There is a great danger with this shift in how people view credit. People are being irresponsible with their money, and it is negatively impacting the rights of people around them. The most recent example of widespread financial irresponsibility was the financial crisis of 2008. For years, financial firms had been selling the idea created by Salomon Brothers where certain bond investments are loaded with a few good mortgages, but mostly sub-prime mortgages that were expected to fail. Financial firms were giving them great ratings, even though they were largely terrible investments. People bought into this lie, along with the theory that the housing market would never go down. They invested into a housing market by buying multiple mortgages, because they believed that they would have to do nothing to improve the property, and they could sell it for a higher price. This created a housing market that was doomed to fail, since many people had no feasible way of paying off more than one mortgage, let alone five. However, some people bought these properties when they could afford it, and lost their jobs due to the market crash. They lost their houses while being financially responsible because others chose to inflate the market so much that the only possible outcome was a crash.

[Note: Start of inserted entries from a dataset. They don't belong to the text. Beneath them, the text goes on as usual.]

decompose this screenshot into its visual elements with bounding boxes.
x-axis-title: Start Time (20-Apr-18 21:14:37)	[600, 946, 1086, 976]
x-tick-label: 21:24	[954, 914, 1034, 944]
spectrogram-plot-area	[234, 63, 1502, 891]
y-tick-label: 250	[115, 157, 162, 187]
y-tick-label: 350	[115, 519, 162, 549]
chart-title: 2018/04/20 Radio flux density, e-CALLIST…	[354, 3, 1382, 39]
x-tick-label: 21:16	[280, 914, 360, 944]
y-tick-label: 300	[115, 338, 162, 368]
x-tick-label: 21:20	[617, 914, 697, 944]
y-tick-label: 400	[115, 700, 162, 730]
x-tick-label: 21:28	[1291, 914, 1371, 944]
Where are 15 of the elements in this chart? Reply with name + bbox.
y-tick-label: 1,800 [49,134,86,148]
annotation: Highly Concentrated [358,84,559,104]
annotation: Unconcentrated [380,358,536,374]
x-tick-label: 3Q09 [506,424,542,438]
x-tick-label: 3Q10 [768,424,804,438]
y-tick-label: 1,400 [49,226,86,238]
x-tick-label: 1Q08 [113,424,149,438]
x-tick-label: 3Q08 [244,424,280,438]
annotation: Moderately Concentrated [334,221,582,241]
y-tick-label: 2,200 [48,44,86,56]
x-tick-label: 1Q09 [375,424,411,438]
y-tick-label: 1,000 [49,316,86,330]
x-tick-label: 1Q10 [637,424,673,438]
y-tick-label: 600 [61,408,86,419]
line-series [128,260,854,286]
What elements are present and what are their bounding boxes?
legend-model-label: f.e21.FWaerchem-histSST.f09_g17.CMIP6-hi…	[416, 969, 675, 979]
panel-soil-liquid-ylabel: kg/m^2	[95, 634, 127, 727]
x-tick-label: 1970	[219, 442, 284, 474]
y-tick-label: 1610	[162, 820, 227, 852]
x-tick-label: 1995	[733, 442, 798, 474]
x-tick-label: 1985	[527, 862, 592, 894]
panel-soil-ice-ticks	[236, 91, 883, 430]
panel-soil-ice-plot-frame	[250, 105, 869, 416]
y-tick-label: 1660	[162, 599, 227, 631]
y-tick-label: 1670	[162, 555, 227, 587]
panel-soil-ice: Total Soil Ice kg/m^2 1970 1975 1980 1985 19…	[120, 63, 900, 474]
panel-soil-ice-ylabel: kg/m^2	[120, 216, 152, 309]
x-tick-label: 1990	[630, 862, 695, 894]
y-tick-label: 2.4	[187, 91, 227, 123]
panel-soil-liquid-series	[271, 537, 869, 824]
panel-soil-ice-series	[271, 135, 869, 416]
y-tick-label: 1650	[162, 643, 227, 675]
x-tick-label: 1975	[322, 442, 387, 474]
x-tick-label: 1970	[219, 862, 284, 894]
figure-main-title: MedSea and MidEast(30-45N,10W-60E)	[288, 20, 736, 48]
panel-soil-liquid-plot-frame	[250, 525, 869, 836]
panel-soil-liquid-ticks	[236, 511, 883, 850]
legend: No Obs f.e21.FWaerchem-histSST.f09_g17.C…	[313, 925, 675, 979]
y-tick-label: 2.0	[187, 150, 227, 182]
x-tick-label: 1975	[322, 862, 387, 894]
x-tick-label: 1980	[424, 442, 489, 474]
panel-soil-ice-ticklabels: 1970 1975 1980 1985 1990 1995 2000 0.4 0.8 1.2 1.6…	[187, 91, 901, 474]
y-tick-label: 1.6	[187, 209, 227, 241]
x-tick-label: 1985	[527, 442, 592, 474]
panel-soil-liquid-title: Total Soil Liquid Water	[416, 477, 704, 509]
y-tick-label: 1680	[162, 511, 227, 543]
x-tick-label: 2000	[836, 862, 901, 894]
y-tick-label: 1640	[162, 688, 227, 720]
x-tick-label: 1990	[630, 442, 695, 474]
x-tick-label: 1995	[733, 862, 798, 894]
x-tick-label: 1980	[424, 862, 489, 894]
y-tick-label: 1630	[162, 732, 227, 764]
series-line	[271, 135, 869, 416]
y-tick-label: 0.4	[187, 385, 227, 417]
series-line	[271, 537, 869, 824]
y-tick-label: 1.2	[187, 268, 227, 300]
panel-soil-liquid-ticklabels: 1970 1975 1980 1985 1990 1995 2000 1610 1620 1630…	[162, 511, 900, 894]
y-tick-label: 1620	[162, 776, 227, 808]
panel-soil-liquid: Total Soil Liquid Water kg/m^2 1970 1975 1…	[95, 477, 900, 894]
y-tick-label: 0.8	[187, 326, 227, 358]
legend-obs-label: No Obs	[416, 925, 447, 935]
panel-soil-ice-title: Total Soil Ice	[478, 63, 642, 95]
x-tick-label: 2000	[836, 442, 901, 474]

The movie The Big Short presents a perfect example of people’s rights being negatively impacted due to others’ irresponsibility. In the movie, two friends bought up tons of land in Miami on credit assuming the price would keep growing and they could sell the properties later to pay off the debt and then some. They would rent out the houses they bought to lower income people to make a quick dollar, and use that money to buy more mortgages. One family in particular is shown as just moving in with their recently born child to one of these rental properties. Then, the market crashed, and the brothers had to declare bankruptcy, giving all the properties they bought back to the banks. The families renting out those homes lost their houses, most of which did nothing wrong; in particular, the family with the newborn child was shown at the end of the movie living out of their van. This family suffered greatly due to other people’s financial negligence, and theirs was not the only case. Across the nation, countless people lost their jobs and homes because of other people’s lack of social and financial responsibility. Without a proper understanding of what they were investing in, people bought mortgages and investments from brokers and banks creating a situation where the market was so inflated it could only burst.

Therein lies the problem. Banks were so willing to hand out loans and people were so willing to buy them because they were never taught how to manage their finances correctly. American schools are not teaching the basic fundamentals of finance today, and it is causing this massive influx of credit-seeking with little understanding of the repercussions. Schools teach supply and demand, but disregard the basics of stocks, bonds, IRAs, 401(k)s, and countless other ways to save money in an intelligent way. Without this basic education in finance, America will be doomed to the rapid acceleration and massive crash cycle, regardless of what the Federal Reserve does to control it. Our country needs an education in finance, how to use credit, and what smart investments are, or we will be sheep who follow the poor investment strategy of men who bought their suits on credit just to impress others and “invest their money.” And even though they have been burned before, they will not learn, because the housing market could never go down again. Right?